Mas o Waldir Pires e a esquerda baiana entregaram a Bahia de volta na mão dele, de bandeja. Quando chega nessa hora, vem todo mundo em cima de mim, umas pessoas completamente desmoralizadas, jornalistas cujas biografias não merecem o menor respeito, e escrever no jornal: “É muito curioso ver o silêncio dos baianos. Caetano Veloso…”.

No entanto, faz tempo que você vem sendo associado ao ACM. De onde acha que vem essa identificação? 

CAETANO Vem de quem quer dizer. Porque sou baiano, ele é baiano e as pessoas querem que a gente seja o papagaio deles. Que eu seja repetidor dessa oposição de esquerda muito mal articulada que existe no Brasil. Que nada propõe. Ou a gente repete os preconceitos deles ou está contra.

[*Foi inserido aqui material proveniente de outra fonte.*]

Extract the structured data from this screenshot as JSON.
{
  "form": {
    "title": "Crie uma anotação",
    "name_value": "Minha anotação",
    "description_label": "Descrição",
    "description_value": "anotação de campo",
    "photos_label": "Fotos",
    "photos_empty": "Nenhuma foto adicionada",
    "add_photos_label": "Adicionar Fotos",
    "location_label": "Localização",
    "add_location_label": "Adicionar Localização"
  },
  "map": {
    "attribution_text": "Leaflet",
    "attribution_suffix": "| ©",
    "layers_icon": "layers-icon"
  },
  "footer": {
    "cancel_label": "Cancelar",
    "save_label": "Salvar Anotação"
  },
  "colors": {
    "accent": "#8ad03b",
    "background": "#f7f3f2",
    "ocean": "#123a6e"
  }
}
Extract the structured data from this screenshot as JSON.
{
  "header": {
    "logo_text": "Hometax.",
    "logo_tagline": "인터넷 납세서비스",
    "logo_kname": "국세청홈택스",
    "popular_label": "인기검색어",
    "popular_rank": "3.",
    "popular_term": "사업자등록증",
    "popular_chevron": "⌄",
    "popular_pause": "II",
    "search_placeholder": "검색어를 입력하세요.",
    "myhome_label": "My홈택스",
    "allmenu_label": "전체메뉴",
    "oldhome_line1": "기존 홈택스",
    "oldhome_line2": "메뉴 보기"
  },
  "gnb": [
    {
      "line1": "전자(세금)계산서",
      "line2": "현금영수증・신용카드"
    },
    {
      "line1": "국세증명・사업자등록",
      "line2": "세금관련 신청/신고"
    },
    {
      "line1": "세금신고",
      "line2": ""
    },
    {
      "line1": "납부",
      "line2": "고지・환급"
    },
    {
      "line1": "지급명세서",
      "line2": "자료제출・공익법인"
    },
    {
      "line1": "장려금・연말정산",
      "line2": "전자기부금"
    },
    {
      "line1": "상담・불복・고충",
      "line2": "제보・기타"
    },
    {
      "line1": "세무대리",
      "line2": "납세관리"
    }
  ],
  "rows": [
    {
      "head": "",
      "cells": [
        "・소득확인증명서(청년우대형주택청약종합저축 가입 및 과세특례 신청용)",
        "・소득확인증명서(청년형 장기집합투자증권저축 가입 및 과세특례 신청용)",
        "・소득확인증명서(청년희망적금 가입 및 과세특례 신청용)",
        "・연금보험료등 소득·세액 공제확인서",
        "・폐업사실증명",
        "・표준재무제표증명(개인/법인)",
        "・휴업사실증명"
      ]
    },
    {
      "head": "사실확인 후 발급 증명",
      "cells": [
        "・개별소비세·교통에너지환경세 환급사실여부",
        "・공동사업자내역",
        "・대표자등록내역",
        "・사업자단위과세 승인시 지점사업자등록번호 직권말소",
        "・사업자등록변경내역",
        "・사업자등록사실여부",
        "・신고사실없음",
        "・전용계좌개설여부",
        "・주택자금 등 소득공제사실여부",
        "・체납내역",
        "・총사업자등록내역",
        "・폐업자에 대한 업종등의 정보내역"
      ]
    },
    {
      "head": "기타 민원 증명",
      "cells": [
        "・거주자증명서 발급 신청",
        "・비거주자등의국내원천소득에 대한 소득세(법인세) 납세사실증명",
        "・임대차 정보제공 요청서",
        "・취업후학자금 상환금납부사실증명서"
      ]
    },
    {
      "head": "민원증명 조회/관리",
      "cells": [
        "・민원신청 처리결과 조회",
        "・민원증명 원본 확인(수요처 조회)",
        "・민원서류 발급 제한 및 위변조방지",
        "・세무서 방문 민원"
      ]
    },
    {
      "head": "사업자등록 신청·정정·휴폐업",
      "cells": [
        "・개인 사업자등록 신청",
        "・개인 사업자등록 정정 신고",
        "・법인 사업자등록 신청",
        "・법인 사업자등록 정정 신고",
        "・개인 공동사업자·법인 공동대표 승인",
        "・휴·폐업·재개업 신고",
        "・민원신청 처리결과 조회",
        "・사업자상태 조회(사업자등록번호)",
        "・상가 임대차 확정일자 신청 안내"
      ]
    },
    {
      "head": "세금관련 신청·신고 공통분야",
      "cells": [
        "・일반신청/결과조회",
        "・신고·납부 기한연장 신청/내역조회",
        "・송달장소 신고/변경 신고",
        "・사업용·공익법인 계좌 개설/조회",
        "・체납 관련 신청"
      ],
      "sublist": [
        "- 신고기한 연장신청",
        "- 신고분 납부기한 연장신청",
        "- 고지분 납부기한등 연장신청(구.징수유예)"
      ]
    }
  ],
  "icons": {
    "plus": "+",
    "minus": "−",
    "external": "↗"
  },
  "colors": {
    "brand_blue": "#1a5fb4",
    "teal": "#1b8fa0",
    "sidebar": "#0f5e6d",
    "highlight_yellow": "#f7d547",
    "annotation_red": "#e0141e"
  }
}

Eu nunca repeti. [Dispara] A esquerda me vaiou o tempo todo durante os anos 60, fui preso pela ditadura militar de direita debaixo da vaia da esquerda. Saí, fiquei exilado dois anos e meio e, quando voltei, no dia que eu botei o pé no Brasil, O Pasquim já começou a meter o pé em mim. Em nome de uma posição de esquerda que eles queriam que eu assumisse. E eu não me assumo! [Furioso] Não sou obrigado a ter uma opinião que alguém quer que eu tenha. Tenho minhas próprias e sou responsável por elas. Quem não aguentar que vá à puta que pariu! Isso veio porque veio. Se viesse outra coisa, eu enfrentava da mesma maneira, tentaria ser feliz do mesmo jeito. E quem não quiser vá tomar no cu. É só o que eu tenho a dizer ao povo brasileiro, à oposição e à puta que pariu.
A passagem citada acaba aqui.